A languorous, sea-squall cover of David Lynch’s “In Heaven (Lady In The Radiator Song)” gives way to the meat of the evening – Surfer Rosa in full, thundering in on the broken axle of “Bone Machine”, a totalled tanker of a song still doing 120 mph down the road to hell. The disjointed union of Dave Lovering’s clattering beats, Santiago’s guitar squeals and Kim Deal’s chocolate basslines, carried by new bassist Paz Lenchantin on a flower-laden bass guitar, is a sort of dark magic that carries the album through its accelerating brutality. “Break My Body”, “Something Against You” and “Broken Face” are breakneck portraits of mutilation, inbred deformity and incest (there’s enough incest on Surfer Rosa to make Fleetwood Mac blush) that give way to the bright pop relief of “Gigantic”, Deal’s interracial love song dropped from the set when she left the band in 2013 but delivered adroitly by Paz tonight, albeit lacking Kim’s iconic alt-rock charm.

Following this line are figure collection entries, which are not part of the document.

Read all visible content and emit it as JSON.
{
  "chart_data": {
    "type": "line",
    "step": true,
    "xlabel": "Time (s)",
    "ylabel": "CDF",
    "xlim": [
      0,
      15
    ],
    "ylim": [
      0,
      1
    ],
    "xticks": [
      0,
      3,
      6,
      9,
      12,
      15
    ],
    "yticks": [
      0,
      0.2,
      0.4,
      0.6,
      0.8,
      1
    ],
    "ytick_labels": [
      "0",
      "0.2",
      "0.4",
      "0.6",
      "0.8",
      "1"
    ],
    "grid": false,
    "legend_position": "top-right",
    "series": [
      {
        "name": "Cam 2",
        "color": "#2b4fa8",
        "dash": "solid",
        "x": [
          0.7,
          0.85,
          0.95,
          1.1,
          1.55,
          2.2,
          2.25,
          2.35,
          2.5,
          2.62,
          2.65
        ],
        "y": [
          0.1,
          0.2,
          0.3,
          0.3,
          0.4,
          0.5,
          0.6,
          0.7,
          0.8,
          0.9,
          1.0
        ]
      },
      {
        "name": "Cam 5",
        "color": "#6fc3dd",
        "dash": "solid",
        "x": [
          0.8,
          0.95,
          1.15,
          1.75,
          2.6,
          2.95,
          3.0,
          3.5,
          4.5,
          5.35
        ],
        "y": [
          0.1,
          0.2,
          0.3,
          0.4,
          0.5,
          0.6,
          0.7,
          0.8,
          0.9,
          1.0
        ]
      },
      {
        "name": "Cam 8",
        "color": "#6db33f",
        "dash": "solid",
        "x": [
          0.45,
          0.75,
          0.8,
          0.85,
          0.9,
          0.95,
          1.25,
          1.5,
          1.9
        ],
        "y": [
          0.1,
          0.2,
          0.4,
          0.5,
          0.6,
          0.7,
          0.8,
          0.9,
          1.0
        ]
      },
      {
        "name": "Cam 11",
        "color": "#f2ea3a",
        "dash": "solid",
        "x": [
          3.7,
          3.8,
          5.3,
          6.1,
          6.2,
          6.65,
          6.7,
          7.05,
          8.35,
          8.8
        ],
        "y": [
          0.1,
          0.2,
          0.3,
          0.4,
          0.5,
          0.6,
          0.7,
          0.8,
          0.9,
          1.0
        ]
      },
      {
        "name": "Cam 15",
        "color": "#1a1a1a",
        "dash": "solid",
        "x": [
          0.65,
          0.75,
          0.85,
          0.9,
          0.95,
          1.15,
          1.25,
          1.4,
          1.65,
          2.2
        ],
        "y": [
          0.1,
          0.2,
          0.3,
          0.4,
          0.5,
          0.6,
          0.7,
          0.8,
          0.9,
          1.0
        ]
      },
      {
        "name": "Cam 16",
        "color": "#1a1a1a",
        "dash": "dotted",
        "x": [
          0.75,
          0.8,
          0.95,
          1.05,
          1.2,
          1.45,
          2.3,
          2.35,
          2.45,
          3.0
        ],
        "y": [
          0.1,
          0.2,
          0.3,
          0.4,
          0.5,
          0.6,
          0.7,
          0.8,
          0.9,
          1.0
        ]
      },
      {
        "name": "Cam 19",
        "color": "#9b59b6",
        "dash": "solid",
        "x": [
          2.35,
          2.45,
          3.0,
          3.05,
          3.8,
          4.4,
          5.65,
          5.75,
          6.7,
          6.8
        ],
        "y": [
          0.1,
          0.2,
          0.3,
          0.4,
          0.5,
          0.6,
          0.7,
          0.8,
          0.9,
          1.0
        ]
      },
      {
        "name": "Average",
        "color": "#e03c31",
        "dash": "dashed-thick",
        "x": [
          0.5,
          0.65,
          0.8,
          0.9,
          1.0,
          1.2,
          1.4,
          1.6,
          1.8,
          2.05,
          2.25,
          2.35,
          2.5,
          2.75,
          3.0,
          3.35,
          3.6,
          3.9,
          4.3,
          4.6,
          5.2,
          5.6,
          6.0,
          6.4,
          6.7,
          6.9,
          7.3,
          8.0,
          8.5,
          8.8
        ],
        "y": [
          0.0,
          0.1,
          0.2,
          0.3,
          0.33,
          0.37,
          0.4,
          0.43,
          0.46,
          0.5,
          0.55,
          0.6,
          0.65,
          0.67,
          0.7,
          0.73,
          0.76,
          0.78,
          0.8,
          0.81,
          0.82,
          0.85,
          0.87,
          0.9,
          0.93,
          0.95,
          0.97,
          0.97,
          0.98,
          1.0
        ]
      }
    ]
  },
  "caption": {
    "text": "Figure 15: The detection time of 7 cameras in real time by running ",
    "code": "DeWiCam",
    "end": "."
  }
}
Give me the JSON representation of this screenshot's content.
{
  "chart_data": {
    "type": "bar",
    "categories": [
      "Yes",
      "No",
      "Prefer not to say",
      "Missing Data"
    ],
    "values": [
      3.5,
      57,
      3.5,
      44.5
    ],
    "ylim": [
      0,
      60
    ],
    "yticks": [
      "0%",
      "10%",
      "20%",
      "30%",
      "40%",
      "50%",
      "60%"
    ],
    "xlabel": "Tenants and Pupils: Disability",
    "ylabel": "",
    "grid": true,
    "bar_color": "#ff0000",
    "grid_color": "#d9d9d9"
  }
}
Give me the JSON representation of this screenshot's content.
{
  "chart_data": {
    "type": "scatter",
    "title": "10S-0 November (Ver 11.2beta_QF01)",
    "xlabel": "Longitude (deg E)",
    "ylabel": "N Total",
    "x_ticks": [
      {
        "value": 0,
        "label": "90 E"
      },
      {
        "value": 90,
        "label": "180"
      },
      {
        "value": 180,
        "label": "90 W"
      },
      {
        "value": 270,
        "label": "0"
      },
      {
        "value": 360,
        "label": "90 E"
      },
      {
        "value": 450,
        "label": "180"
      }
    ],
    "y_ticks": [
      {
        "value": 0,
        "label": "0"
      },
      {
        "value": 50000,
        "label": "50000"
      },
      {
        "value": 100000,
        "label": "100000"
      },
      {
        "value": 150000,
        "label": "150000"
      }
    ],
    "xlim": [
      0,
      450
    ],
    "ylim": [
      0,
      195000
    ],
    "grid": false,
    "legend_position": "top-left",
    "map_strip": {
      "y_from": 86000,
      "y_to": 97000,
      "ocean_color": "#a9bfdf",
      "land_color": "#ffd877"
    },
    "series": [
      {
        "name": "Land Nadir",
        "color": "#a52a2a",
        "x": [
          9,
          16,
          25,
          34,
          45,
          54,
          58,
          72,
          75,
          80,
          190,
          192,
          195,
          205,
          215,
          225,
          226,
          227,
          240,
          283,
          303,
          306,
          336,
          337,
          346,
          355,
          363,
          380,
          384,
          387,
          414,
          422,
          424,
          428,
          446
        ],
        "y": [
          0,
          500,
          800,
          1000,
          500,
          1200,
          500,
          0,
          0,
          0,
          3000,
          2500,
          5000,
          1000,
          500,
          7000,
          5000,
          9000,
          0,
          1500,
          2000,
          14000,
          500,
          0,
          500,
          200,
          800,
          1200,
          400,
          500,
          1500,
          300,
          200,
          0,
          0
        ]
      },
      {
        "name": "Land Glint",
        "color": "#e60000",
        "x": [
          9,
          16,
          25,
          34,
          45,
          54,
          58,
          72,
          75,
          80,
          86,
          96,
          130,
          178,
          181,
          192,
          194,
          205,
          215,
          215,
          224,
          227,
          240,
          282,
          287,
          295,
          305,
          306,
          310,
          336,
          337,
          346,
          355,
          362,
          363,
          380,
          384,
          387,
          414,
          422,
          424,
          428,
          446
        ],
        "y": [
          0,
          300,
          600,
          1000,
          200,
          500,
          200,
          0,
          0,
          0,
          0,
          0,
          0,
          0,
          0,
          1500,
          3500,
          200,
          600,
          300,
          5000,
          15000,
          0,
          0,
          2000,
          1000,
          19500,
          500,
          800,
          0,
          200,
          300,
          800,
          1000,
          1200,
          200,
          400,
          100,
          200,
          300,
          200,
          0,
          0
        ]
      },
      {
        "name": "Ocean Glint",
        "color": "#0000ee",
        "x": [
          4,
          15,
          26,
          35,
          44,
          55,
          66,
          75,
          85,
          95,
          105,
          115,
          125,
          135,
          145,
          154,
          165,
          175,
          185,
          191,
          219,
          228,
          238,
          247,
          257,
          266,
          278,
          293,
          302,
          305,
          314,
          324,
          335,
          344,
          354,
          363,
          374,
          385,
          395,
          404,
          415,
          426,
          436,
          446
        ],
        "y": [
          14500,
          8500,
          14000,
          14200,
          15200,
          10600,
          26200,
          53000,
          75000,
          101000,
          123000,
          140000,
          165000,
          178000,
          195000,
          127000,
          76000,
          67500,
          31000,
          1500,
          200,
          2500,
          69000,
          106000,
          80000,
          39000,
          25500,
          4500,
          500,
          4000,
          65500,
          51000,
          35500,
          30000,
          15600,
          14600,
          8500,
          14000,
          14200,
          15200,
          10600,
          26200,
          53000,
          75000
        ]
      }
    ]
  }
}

Pixies revel in the lighter moments of Surfer Rosa. Francis dons shades for “Where Is My Mind?”, fully aware that his cartoonish dream pop tale of being chased by a fish around the Caribbean is still the coolest song The Velvet Underground never wrote. They relish the comic book punk of “Tony’s Theme” and the flamenco riot “Oh My Golly!”. On the second outing of “Vamos” (the song features on both albums), Joey unplugs the lead from his guitar and plays the feedback from the jack in place of the earlier version’s more traditional solo. There’s a magical moment when Black Francis stoically lifts a sheet of paper to the microphone and recites the album’s “you f***in’ die!” studio banter segment. Their reverence to their seminal debut is both dutiful and playful.

An encore of random B-sides and later album tracks highlights how lop-sided and incomplete a Pixies set feels without classic stalwarts like “Debaser”, “Monkey Gone To Heaven”, “Velouria” and “Gouge Away”. But few full-album gigs feel this relevant and rejuvenating, encompassing a genre, not just an era. Right up to Wolf Alice’s Mercury Prize win, Rosa is still surfing the zeitgeist.